The transition to T+1 settlement represents one of the most significant operational shifts the financial industry has seen in years. It is not just a technical change to timelines; it is a redefinition of how markets operate, how firms interact, and how data moves through the trade lifecycle.
Over the past year, as we have worked with firms globally and through our recent industry webinar discussions, it has become clear that success in T+1 will come down to three core factors: readiness, resilience, and collaboration.
Readiness: beyond the checklist
When people talk about T+1 readiness, the focus often falls on testing schedules and systems migration. However, from what we have seen across the industry, true readiness goes well beyond that.
It starts with understanding your operating model, where there are dependencies, where manual processes still exist, and how effectively information flows across functions. Many firms have invested in automation over time, often within silos. The readiness challenge now is connecting those silos into a seamless, end-to-end process.
Operational readiness testing is key to this. Until firms conduct rigorous, end-to-end testing with their ecosystem partners such as custodians, brokers and infrastructure providers, there will continue to be blind spots. T+1 does not allow much room for operational surprises.
Resilience: managing risk in a compressed cycle
The compressed timeline of T+1 fundamentally changes the risk equation. Firms must make trade-offs between speed and resilience, and many are still developing the frameworks to manage both simultaneously.
The emphasis now shifts towards predictive and preventative controls. In a world where settlement happens a day earlier, identifying issues before they trigger downstream failures becomes critical.

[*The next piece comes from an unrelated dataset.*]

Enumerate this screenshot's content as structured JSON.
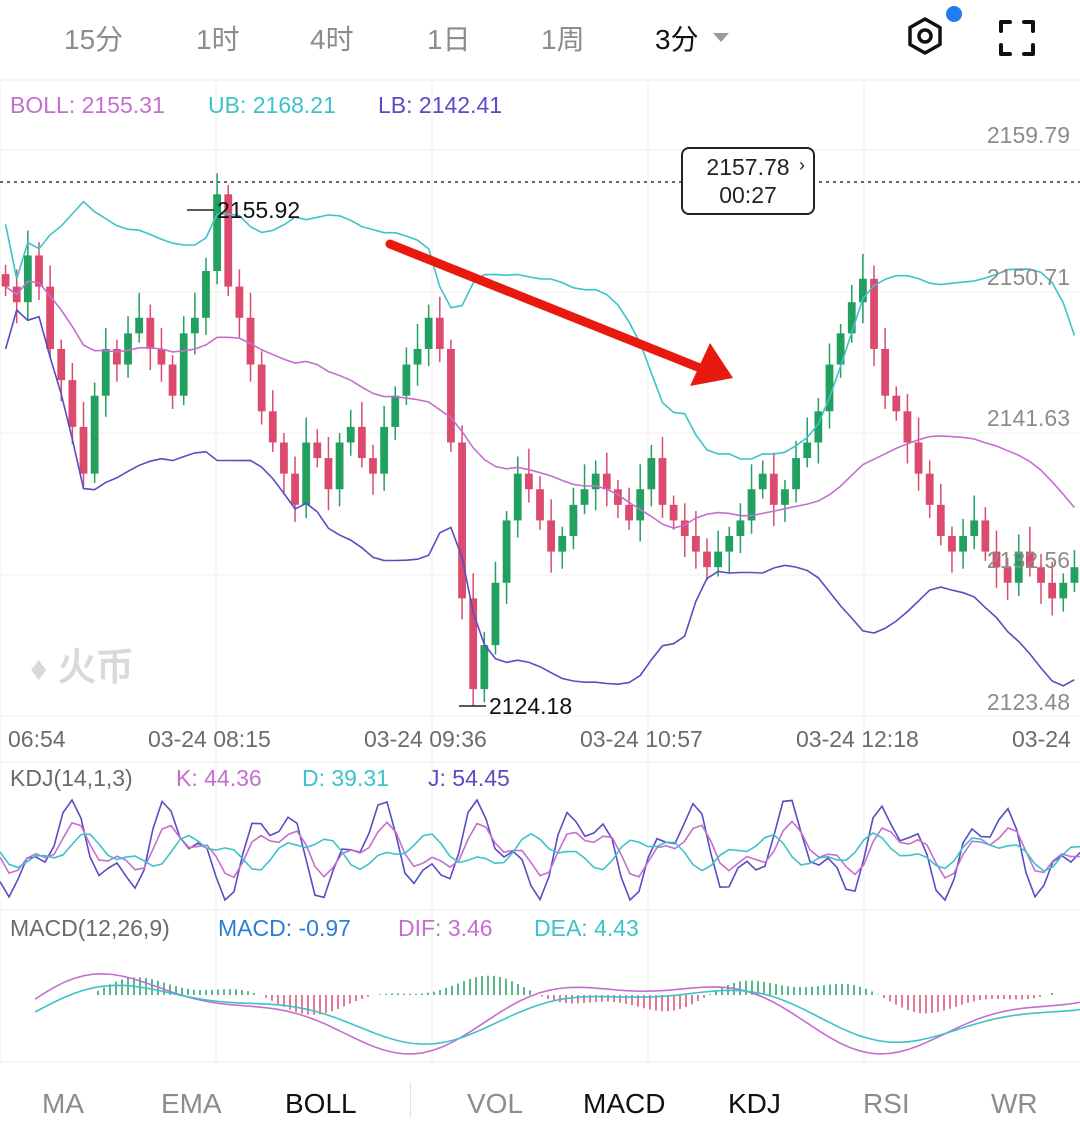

That means rethinking controls not as static, annual exercises but as dynamic guardrails that adapt in real time.
There is also a technology resilience angle. We have seen that during major transitions, disaster recovery and system availability receive renewed scrutiny. In a T+1 environment, even short system outages can have settlement-wide impacts.
Collaboration: the power of industry alignment
Perhaps the most important lesson from the T+1 journey so far is that no firm can do it alone. Collaboration across firms, custodians, clearing houses and vendors is what will ultimately determine success.
One encouraging development is the growing alignment we are seeing between the European, UK and North American markets. Industry committees and task forces are increasingly connected, sharing lessons, aligning terminology, and seeking common testing frameworks.
This ecosystem-level cooperation will not only help firms meet the immediate T+1 milestones but also build a foundation for future transformation, whether that is T+0 or new digital settlement models.
Turning change into opportunity
While T+1 is a regulatory-driven initiative, it can also serve as a catalyst for modernisation. Many firms are using the move as an opportunity to rationalise systems, revisit data structures, and automate key workflows.
The firms that will ultimately thrive in a T+1 environment are those that approach compliance not as a constraint but as a springboard for efficiency and innovation.
This transition challenges all of us to think differently about speed, risk and collaboration, not just to meet a deadline but to reshape how our markets operate for the long term. At Broadridge Consulting Services, we are supporting firms to turn this change into progress by combining trusted expertise with a practical approach to planning, testing and implementation. Our experience shows that readiness for T+1 is not simply about compliance, it is an opportunity to build stronger, more resilient operating models fit for the future.